Party honchos are agonising over the possibility of a Bernie nomination. Some of it is ideological prejudice, but some of it is also genuine fear that a candidate that veers too much to the left will antagonise too many voters to win in such an evenly divided general electorate.
Some of their arguments have merit. US presidential elections are fought on a state-by-state basis, and analysts say Democrats will have to win three states out of Michigan, Wisconsin, Pennsylvania and Florida. Analysts say Sanders' stand against fracking dooms him in Pennsylvania and previous praise for Fidel Castro's Cuba will sink him in Florida.
Local sensitivities matter. Texas Sen. Ted Cruz discovered it the hard way when he tried to wean Iowa farmers off ethanol subsidies during his presidential campaign in 2016. It went down like a lead balloon, and sank his campaign with it.
On the national level, Sanders' backing for Medicare for All, which will abolish private insurance, is giving establishment Democrats nightmares. Polls show Obamacare is popular and healthcare is a winning issue for Democrats, but voters are wary about Sanders' position.
Some of Sanders' critics clearly have an axe to grind. Andrew Sullivan's argument in New York magazine raising the spectre of Labour leader Jeremy Corbyn's disastrous defeat in recent UK politics is patently false: The problem for Labour wasn't Corbyn, it was Brexit, which divided the party right in the middle with young, urban supporters against it while rural and working-class supporters backing it.
Among members of Congress, there is a curious divergence. Several Democratic House members in more conservative constituencies are distancing themselves from Sanders, but Politico reported that Democratic senators seem okay with a possible Sanders candidacy. David Wasserman, a veteran Congressional district analyst, thinks even House Democrats have little to fear about a Sanders candidacy.
Political scientist Rachel Bitecofer, an election forecaster who shot into the limelight with her uncannily accurate prediction of the Democratic victory in the 2018 House elections, has already stuck her neck out and predicted a Democratic victory in the 2020 US presidential elections.
It is driven, she says, by a phenomenon political scientists call "negative partisanship." In a supreme twist of irony, it is Trump himself who will help Democrats win the presidency.
"The complacent voting ranks of 2016 who believed (at the energetic prompting of polls and pundit forecasts) that Donald Trump could never be president have been replaced by the terrified electorate of 2020," Bitecofer writes in The New Republic. "These voters know all too well the hazards of granting great power to a figure like Trump and view the president as a Terminator-like political figure who simply can't be stopped." She adds: "Trump has a basic math problem. As the electorate is currently constituted, there are more potential Democratic voters out there than there are Republican, and not just in California.

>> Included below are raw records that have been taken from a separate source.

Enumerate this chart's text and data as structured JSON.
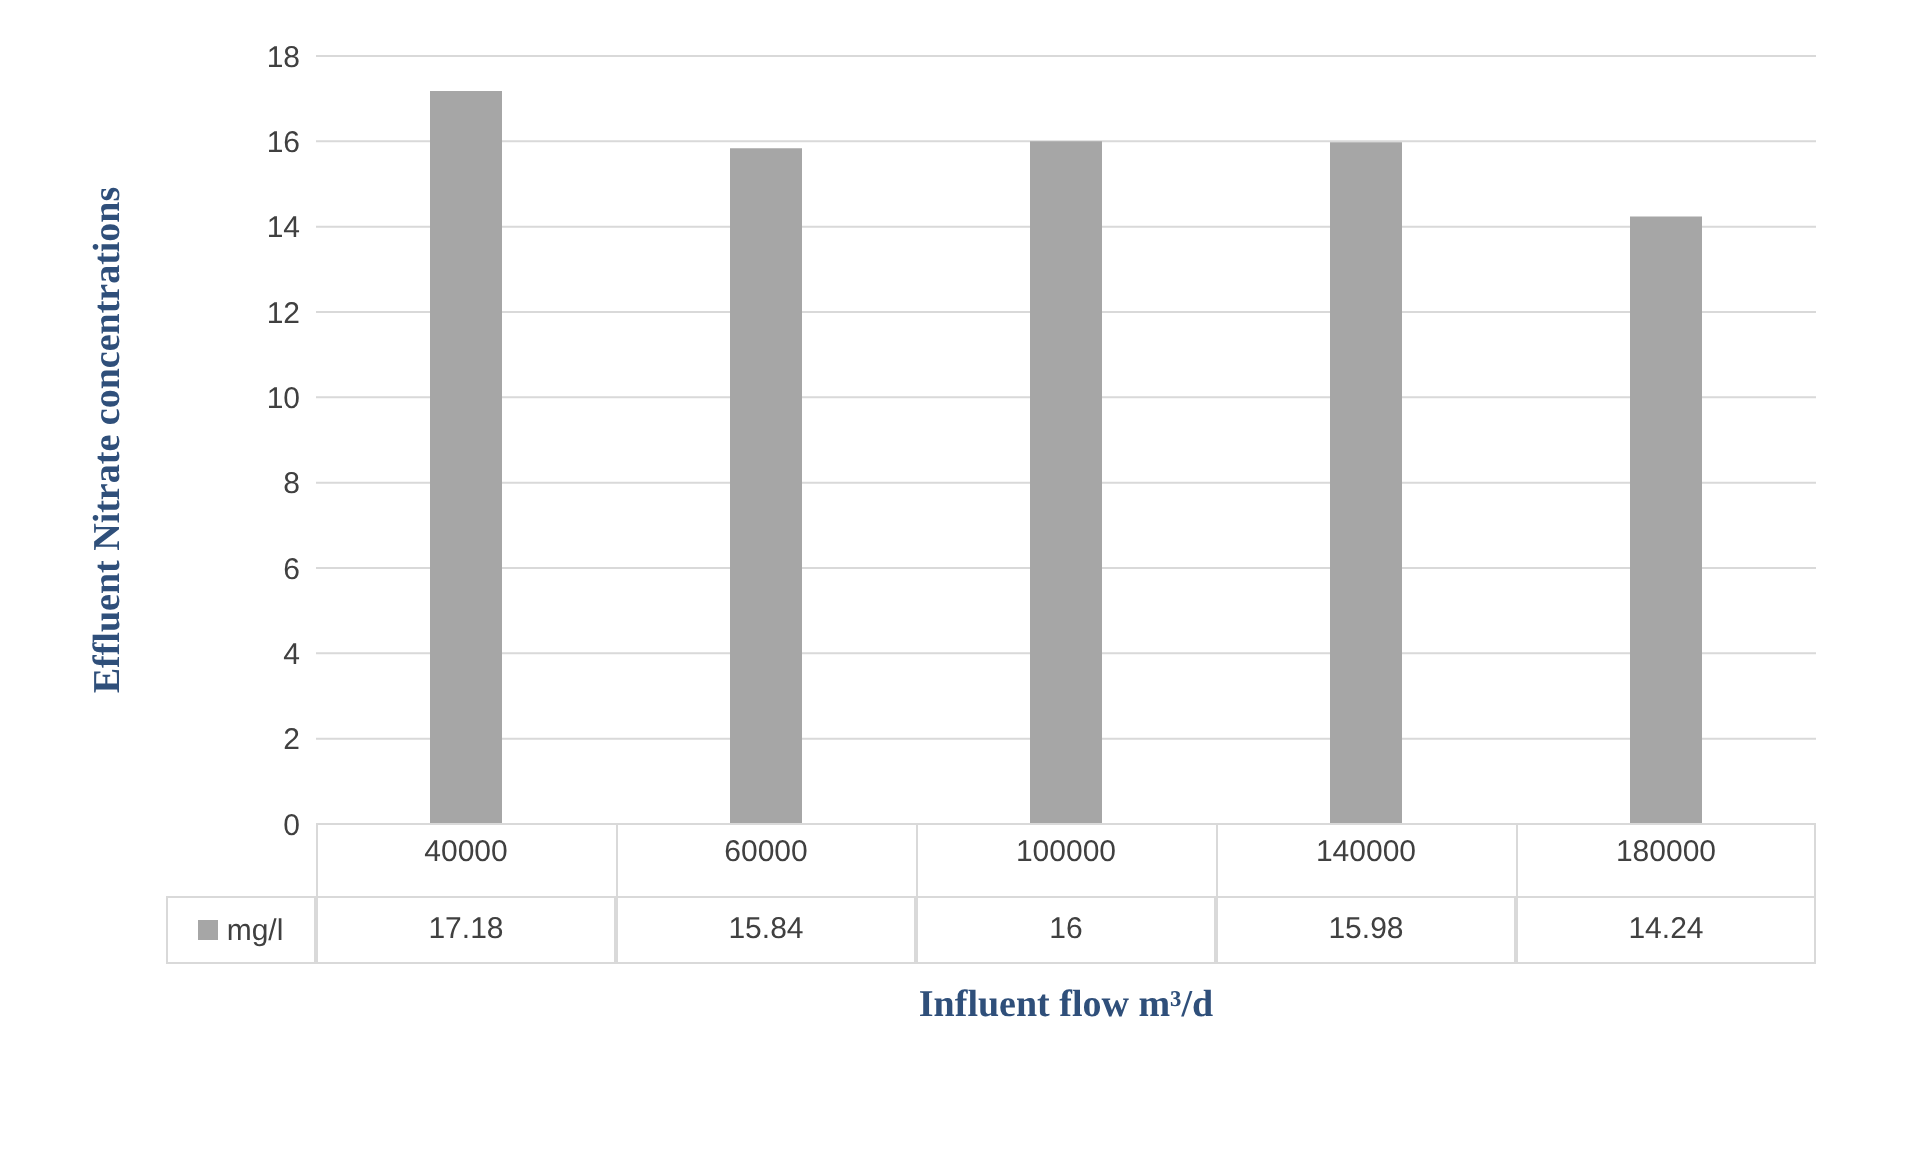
{
  "chart_data": {
    "type": "bar",
    "xlabel": "Influent flow m³/d",
    "ylabel": "Effluent Nitrate concentrations",
    "categories": [
      "40000",
      "60000",
      "100000",
      "140000",
      "180000"
    ],
    "series": [
      {
        "name": "mg/l",
        "color": "#a6a6a6",
        "values": [
          17.18,
          15.84,
          16,
          15.98,
          14.24
        ]
      }
    ],
    "ylim": [
      0,
      18
    ],
    "yticks": [
      0,
      2,
      4,
      6,
      8,
      10,
      12,
      14,
      16,
      18
    ],
    "grid": "y",
    "legend": "bottom",
    "data_labels": true
  }
}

There are more in the Midwest and in the Sun Belt. There are so many more in Virginia and Colorado that both states have moved off the swing state map….
"The 2020 election will be a battle of the bases, with nothing less than the country's survival as a functional democracy on the ballot."
So, will Sanders have the last laugh after all?
Ashfaque Swapan is a contributing editor for Siliconeer, a digital daily for South Asians in the United States.